Une étude précédente, Biomaleg, avait d’ailleurs montré que le film de paillage - une bâche permettant de réguler humidité et chaleur ainsi que la pousse des mauvaises herbes - était à l'origine de la pollution des sols agricoles.
Des conséquences encore incertaines
Face à ces résultats, l’Ademe adresse plusieurs recommandations pour lutter contre la contamination par les MP, afin de préserver la santé des sols. L’Agence recommande tout d’abord de limiter l’utilisation des plastiques, notamment dans les emballages, et d’améliorer la collecte séparée et le tri des biodéchets. Elle insiste aussi sur le respect des bonnes pratiques en matière d’équipement de déconditionnement et d’identification des solutions innovantes pour diminuer, voire éliminer, les MP. Elle rappelle enfin le cadre réglementaire concernant l’épandage et l’utilisation de paillages agricoles biodégradables.

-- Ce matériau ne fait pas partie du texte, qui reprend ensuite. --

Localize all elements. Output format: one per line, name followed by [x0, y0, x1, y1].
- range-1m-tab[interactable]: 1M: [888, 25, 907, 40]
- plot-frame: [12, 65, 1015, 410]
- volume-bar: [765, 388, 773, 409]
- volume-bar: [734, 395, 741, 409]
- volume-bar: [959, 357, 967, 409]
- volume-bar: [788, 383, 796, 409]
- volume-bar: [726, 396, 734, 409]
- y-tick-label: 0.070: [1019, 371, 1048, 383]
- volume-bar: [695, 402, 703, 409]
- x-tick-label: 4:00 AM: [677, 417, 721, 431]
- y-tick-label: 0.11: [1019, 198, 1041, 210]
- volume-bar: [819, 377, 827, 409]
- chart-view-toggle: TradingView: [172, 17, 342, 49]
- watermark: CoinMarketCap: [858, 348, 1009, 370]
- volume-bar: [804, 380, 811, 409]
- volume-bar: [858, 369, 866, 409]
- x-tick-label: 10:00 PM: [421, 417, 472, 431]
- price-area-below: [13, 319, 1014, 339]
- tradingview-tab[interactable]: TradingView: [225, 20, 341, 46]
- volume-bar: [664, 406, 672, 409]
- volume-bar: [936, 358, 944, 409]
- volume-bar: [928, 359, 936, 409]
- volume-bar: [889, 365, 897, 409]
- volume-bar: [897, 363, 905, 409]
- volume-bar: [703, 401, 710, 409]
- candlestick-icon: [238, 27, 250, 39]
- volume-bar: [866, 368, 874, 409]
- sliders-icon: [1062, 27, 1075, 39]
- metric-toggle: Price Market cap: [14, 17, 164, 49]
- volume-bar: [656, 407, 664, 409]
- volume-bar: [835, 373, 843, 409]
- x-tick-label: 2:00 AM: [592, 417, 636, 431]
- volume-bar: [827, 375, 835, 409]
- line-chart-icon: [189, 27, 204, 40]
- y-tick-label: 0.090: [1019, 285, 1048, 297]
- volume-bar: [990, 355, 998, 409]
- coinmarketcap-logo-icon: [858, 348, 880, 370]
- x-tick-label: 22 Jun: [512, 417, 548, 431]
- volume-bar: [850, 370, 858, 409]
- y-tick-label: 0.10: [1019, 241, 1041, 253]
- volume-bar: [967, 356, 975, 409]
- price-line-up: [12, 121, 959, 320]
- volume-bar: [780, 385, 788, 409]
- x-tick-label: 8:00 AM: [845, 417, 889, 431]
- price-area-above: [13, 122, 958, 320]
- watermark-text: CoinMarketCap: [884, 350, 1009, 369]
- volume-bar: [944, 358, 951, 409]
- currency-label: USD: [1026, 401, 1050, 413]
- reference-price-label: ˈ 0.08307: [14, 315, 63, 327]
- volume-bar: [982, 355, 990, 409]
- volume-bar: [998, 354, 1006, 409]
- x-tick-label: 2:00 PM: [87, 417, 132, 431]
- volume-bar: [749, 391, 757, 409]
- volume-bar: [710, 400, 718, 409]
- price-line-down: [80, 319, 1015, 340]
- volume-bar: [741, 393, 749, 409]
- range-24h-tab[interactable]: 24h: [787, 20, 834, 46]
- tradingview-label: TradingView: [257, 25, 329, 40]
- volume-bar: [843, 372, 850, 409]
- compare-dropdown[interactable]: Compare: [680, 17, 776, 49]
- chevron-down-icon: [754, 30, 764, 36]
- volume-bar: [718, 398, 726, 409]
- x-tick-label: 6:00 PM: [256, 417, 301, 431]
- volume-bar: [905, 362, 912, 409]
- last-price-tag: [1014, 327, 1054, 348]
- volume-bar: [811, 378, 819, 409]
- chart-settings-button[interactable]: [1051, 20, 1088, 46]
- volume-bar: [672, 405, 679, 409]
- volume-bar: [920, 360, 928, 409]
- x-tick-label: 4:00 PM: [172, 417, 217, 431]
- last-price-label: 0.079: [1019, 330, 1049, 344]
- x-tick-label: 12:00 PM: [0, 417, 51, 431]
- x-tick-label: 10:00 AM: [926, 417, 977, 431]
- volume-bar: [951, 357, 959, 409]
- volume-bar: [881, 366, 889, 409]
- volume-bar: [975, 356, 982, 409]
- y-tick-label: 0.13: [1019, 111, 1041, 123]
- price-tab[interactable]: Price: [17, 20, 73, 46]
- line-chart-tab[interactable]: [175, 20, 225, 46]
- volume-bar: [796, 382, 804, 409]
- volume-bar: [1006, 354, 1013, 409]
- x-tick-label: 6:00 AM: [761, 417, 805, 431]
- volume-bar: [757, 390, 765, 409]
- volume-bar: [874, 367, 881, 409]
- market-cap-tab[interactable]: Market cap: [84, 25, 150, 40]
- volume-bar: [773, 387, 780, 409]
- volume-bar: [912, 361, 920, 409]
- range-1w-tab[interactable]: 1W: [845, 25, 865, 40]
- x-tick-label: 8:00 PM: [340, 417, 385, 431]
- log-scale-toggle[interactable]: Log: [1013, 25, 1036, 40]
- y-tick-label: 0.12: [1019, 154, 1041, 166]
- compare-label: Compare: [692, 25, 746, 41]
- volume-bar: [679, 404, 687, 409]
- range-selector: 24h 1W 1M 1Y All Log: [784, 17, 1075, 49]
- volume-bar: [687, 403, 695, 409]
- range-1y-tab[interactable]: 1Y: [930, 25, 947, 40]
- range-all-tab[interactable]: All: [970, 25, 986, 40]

Les auteurs du rapport indiquent élargir leur analyse à plus d’échantillons de sols français, notamment urbains et provenant d’Outre-Mer afin de confirmer ces observations. De plus, une meilleure connaissance de la composition chimique des plastiques et de leurs additifs semble essentielle. « Ces recommandations rejoignent les connaissances scientifiques déjà abouties sur les milieux aquatiques notamment. Toutefois, la mesure des impacts pour la santé humaine et pour la santé de l’environnement de la contamination terrestre est en cours d’acquisition », conclut Isabelle Deportes.